Lula, porém, ainda não percebeu as peculiaridades de sua situação. Imagina ainda que basta obter alguma atividade na Câmara, com uma ou outra aprovação, para difundir a idéia de normalidade política e administrativa. Se foi mesmo traído, como diz, hoje quem trai Lula é Lula -e o país paga também por esta segunda traição.

O símbolo
Miguel Arraes foi o mais injustiçado dos políticos relevantes que os militares massacraram. A direita pintou-o como extremista perigoso, e Miguel Arraes, de esquerda, sim, foi sempre anti-radical, sempre convencido de que era possível abrir caminhos para a justiça social sem entrar em guerra com as forças que a criaram e a mantêm. Foi o que fez como condutor de um governo maravilhosamente original, criativo e eficiente, o seu primeiro governo em Pernambuco, encerrado pelo golpe militar.

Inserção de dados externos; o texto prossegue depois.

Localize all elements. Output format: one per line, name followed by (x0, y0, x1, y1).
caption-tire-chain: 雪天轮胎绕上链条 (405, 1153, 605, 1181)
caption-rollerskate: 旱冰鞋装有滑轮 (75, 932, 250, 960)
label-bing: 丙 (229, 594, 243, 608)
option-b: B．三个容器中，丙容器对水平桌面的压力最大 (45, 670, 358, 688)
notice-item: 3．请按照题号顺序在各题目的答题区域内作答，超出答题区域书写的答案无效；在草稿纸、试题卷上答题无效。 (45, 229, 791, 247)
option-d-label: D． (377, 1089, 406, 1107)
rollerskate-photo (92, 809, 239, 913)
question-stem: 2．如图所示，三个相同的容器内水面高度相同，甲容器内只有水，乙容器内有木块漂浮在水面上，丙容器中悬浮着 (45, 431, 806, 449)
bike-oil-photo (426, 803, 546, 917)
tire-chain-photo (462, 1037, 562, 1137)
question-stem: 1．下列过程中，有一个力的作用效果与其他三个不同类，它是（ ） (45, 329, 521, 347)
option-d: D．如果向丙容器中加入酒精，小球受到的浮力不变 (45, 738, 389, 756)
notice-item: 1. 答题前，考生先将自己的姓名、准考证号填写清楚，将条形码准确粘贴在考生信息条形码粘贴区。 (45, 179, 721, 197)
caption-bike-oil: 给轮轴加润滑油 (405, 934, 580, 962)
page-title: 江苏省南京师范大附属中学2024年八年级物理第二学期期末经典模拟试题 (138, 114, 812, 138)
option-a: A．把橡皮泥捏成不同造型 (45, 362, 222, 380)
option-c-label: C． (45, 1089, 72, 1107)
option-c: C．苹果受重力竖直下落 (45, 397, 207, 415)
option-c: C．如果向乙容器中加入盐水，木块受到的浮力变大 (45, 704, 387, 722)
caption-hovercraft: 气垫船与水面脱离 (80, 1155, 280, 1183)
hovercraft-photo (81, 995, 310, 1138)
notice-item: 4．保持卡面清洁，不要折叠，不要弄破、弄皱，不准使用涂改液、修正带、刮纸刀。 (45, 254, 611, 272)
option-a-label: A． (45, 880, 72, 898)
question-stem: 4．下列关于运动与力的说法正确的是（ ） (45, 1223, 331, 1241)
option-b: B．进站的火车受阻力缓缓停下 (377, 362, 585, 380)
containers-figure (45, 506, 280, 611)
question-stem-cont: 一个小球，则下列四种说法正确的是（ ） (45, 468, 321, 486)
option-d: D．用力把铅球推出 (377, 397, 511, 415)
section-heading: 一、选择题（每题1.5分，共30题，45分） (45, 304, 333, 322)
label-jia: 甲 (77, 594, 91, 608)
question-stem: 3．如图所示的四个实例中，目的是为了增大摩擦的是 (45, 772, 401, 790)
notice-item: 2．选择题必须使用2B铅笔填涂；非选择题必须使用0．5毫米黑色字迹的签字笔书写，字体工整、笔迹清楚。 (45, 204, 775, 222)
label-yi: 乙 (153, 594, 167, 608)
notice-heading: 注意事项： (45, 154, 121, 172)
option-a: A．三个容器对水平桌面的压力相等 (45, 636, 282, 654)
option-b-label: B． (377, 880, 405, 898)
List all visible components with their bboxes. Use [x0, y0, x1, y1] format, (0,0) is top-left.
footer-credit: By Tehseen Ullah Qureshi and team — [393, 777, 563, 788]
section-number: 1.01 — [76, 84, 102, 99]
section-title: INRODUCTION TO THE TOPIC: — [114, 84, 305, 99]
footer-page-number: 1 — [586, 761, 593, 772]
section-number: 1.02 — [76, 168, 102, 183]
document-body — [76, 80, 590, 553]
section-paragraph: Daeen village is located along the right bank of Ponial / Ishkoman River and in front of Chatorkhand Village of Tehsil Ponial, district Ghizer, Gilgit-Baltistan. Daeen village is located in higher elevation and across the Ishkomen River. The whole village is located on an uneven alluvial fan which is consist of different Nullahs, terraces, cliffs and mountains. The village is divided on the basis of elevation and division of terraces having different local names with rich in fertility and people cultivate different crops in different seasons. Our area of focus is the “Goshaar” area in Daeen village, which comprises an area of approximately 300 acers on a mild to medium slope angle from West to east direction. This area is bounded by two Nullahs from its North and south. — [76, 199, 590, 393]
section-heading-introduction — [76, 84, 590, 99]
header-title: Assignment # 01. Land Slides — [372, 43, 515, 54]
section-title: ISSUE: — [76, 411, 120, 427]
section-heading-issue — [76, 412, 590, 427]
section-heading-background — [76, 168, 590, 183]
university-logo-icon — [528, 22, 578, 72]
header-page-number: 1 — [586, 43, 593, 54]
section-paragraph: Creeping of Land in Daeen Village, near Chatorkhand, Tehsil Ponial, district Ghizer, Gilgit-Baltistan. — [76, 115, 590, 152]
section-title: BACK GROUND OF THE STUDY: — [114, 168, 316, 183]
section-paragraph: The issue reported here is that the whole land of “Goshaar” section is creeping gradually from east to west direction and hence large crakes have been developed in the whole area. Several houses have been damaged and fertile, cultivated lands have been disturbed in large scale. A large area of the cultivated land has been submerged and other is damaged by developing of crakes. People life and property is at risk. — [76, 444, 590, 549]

Miguel Arraes fica como símbolo de honradez política e de caráter pessoal.

A questão
José Genoino requereu, para receber a partir deste mês, R$ 8.148 a título de aposentadoria por seus 20 anos de deputado. O provento corresponde a cerca de 65% do vencimento de deputado ativo. Ativo? Quem? Digamos, deputado com mandato.
José Genoino tem um bom motivo para a reivindicação e o recebimento: "É uma questão de sobrevivência".
José Genoino, quando voltar a ter coragem de aparecer e falar em público, por certo vai explicar de que questão se tratava para os idosos e doentes cujas aposentadorias indecentes ele, como deputado e como presidente do PT no governo Lula, tanto contribuiu para tornar humilhantes e mais degradantes da velhice e da doença -não depois de 20 anos, mas de 35, 40 e mais anos de trabalho verdadeiro.
A rigor, nem essa explicação se precisa mais ouvir desse José Genoino que se esconde atrás da própria sombra, para fugir às altas responsabilidades que lhe cabem na montagem e na operação, dentro da Câmara e entre os partidos, das imoralidades que se desvendam.